For updating a date in the DB, we need to follow the TimeZones. i.e. assume a date (2008-03-28 10:12:56) in DB is GMT TimeZone and the application is running in CST (-4 hrs difference from GMT), when we retrive the time from DB, we need to display that in CST zone, i.e the date on UI would be like 2008-03-28 6:12:56 (-4 diff). Yes I wil be able to convert into CST and display. see the following code
by calling the above method like getDateInTimeZone(dbDate, "CST"); I'll be able to convert into CST.
Whne the UI user modified the date from (2008-03-28 6:12:56) to (2008-03-28 6:12:57) (1 sec change only), then we need to convert CST time (2008-03-28 6:12:57) to GMT time (2008-03-28 10:12:57).
By calling the same method to revert back to GMT, the time is converting like (2008-03-28 14:12:57) which is wrong, because the the time is increasing by hours of 4.
First, I agree with the post from jittu goud. Fundamentally, a Date object does not contain any time zone information, and shouldn't. Yes, if you make the mistake of using the default toString() method, that will use default time zone info. Ignore it, as it is fundamentally evil for anyone writing an application that will EVER be used in a different time zone.
Sudhakar Kumar wrote:the application is running in CST (-4 hrs difference from GMT)
That might be true if CST == Cuba Standard Time. Which is equivalent to Central Standard Time in the rest of North America.

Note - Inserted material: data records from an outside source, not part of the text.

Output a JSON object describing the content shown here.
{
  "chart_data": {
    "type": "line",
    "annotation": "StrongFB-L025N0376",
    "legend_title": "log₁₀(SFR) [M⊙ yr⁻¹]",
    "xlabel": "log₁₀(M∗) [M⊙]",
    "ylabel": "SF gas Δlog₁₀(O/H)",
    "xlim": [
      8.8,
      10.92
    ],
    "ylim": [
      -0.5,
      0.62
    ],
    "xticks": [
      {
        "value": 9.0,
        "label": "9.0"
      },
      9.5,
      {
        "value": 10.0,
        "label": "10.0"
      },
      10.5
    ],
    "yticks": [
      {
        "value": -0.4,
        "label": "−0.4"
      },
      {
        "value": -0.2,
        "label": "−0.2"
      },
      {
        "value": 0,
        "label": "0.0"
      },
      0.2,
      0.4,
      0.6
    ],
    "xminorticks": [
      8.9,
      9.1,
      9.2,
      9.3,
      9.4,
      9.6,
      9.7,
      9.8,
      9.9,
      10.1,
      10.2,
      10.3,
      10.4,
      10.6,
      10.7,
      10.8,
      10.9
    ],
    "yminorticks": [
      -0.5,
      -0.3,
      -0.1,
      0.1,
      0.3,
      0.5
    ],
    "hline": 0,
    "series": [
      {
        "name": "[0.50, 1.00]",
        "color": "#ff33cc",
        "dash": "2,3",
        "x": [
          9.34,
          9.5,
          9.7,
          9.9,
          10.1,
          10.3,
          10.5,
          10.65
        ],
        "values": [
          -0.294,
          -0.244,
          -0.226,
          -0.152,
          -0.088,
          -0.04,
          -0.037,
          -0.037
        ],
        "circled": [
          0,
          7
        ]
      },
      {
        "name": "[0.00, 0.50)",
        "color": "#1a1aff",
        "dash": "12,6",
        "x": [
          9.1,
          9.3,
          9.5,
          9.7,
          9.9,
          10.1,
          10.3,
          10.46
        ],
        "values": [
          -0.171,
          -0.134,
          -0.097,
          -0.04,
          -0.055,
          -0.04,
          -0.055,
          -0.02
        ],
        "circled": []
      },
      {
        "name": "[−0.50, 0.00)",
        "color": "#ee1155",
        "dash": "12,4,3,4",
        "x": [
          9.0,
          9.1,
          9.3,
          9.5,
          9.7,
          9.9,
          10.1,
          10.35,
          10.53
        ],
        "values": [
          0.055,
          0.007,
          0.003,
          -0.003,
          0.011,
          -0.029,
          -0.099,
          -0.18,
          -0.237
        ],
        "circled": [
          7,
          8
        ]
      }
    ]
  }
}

But if you meant CST == Central Standard Time (as used by English-speakers in North America), then the reality is that CST is equivalent to GMT-6. In the "summer" (a very loosely defined concept, here, but it includes Right Now, as I post this) most everyone in the Central Time Zone is actually using Central Daylight Time, or CDT. That's still GMT-5. Not GMT-4.
Meanwhile, most of the people living anywhere near Greenwich, the home of GMT (by which I really mean, anywhere in the UK), are actually using British Summer Time, or BST. Which is equivalent to GMT+1. And so CDT == BST-6. (Still not a difference of 4.) And of course, people living in North America's Central Time Zone are now probably using CDT, Central Daylight Time, over roughly the same dates that the UK observes BST. CDT == CST+1, so CDT == GMT - BST-5. The dates this is in effect are subject to random changes each year by any involved nation that feels like making random idiotic changes. Or any state, province, county, reservation, or whatever political entity decides to do something totally idiotic with their timekeeping system. This is a major reason why I personally despise the whole concept of "summer time" or "daylight savings time".
Anyway, if you'd said the difference was 5 or 6, there might be some reasonable explanation for the discrepancy. But as it is, there isn't. You can't possibly be in a time zone called "CST" which is equivalent to GMT-4. I originally assumed that you were probably just confused about the correct offset from GMT. But from the code and results you've posted, it seems like the problem is deeper - like maybe your database has no idea what time zone it's really in.
So let's find out.
Where are you, really? City and country should be enough.